FuseMorph: accurate and time-efficient MRI 3D T1 Image deformable registration with iterative search and deep learning
Peimao Sun, Teng‐Yi Huang, Tzu‐Chao Chuang, Yi‐Ru Lin, Hsiao‐Wen Chung · Proceedings on CD-ROM - International Society for Magnetic Resonance in Medicine. Scientific Meeting and Exhibition/Proceedings of the International Society for Magnetic Resonance in Medicine, Scientific Meeting and Exhibition · 2025
Motivation: Deformable MRI brain registration is critical in various research areas. However, it is generally time-consuming. Advanced deep learning methods can enhance both efficiency and accuracy.

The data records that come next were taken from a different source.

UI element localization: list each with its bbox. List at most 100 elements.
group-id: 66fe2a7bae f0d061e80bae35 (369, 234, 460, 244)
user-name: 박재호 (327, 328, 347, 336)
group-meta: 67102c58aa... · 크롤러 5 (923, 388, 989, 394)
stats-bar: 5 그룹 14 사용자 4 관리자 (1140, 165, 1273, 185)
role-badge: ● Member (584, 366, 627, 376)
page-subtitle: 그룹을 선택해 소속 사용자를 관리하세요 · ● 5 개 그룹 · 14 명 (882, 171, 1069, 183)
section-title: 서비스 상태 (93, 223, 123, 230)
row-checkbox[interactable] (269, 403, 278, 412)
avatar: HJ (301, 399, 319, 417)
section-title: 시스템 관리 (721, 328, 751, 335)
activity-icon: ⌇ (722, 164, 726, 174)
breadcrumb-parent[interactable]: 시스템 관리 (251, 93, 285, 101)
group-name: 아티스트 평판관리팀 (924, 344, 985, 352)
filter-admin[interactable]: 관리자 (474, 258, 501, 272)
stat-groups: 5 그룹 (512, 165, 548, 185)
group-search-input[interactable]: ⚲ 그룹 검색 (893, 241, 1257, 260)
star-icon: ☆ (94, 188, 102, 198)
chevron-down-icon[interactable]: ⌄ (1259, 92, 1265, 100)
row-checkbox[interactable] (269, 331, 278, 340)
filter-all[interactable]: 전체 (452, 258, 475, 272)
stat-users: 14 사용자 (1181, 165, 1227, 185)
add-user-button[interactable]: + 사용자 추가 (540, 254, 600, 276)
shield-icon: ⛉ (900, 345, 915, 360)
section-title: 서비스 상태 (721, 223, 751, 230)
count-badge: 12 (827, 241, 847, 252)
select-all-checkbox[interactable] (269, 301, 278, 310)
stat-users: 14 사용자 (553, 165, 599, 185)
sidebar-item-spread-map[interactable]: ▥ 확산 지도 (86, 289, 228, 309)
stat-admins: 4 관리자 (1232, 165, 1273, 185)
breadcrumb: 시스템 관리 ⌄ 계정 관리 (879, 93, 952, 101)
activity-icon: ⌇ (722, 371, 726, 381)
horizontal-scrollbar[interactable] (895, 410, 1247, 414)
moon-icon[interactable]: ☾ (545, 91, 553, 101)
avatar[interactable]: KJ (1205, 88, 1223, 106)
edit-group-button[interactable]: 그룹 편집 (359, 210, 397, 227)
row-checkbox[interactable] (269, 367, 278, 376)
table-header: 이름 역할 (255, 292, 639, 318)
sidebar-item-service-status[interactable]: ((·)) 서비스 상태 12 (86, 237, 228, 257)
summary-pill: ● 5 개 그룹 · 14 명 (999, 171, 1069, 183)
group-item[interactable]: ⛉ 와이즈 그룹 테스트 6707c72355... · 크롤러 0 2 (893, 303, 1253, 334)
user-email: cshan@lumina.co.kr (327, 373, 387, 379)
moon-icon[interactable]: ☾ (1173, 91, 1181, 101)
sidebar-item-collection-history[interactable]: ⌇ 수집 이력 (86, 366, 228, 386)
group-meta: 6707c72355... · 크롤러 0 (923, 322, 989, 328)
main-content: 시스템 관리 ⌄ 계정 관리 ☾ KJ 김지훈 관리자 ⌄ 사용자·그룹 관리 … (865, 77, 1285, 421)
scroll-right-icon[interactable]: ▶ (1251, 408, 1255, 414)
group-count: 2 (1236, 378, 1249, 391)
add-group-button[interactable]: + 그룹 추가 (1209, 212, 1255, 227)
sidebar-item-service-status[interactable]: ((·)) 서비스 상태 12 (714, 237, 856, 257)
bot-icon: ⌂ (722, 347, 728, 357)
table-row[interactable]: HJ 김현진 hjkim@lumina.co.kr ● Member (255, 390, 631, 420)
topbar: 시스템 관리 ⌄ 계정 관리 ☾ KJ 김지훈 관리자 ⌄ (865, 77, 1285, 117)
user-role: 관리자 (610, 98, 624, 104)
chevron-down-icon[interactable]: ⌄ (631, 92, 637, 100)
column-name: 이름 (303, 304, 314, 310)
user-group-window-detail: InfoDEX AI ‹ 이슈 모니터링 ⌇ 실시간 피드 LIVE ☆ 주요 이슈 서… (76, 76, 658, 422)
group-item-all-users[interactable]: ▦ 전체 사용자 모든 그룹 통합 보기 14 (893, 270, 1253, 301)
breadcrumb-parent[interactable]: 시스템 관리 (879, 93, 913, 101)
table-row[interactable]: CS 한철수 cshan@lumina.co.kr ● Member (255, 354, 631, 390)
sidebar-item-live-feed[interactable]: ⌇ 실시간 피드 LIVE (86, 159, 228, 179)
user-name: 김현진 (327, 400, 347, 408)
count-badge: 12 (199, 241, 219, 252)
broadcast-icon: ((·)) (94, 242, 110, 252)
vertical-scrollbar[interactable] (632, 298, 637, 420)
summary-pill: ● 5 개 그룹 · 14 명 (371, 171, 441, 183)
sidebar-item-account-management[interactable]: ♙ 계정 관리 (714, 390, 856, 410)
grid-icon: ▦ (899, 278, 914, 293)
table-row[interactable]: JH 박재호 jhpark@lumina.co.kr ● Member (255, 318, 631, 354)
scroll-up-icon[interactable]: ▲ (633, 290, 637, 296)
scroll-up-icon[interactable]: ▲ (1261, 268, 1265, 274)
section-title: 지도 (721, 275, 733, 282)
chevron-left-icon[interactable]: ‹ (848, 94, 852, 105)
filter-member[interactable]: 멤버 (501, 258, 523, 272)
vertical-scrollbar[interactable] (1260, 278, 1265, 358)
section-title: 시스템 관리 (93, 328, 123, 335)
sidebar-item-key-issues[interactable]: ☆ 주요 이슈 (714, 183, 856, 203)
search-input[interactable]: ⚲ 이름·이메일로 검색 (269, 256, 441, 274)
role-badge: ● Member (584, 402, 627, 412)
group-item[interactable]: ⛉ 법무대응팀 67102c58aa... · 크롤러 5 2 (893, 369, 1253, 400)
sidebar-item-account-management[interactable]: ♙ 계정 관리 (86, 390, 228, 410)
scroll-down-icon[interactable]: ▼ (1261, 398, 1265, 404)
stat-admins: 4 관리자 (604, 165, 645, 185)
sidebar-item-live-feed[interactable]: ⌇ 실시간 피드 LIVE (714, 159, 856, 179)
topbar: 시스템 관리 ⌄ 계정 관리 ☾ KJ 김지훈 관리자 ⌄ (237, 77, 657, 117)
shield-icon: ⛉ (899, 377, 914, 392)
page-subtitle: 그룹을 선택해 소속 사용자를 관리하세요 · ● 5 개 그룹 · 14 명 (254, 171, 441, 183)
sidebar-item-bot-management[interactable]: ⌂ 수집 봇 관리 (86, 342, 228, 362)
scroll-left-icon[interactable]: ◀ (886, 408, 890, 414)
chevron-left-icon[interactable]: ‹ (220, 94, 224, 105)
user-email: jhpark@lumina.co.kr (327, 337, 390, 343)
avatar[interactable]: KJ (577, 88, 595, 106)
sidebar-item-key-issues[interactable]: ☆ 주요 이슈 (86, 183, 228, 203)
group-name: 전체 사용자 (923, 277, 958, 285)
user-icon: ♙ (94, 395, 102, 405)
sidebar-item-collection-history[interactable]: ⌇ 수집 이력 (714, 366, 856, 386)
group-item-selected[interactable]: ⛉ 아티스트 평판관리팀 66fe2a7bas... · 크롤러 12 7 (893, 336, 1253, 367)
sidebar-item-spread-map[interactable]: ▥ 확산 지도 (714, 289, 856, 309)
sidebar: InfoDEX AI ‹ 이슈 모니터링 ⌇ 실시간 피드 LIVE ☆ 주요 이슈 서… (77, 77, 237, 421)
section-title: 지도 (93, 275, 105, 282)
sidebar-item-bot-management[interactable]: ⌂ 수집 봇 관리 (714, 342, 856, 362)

Goal(s): This study aims to develop an optimized, iterative approach for deformable MRI image registration, targeting both improved alignment accuracy and reduced computation time. Approach: We introduce FuseMorph, which integrates a VoxelMorph-based model with iterative optimization and grid search. We benchmark its performance against ANTs' SyNCC. Results: FuseMorph improves MRI registration accuracy compared to SyNCC and significantly reduces overall processing time. Impact: This method improves MRI alignment accuracy and accelerates processing, offering a reliable tool for both research and clinical applications. It also enhances downstream tasks, such as VBM analysis, allowing them to be performed with greater speed and precision.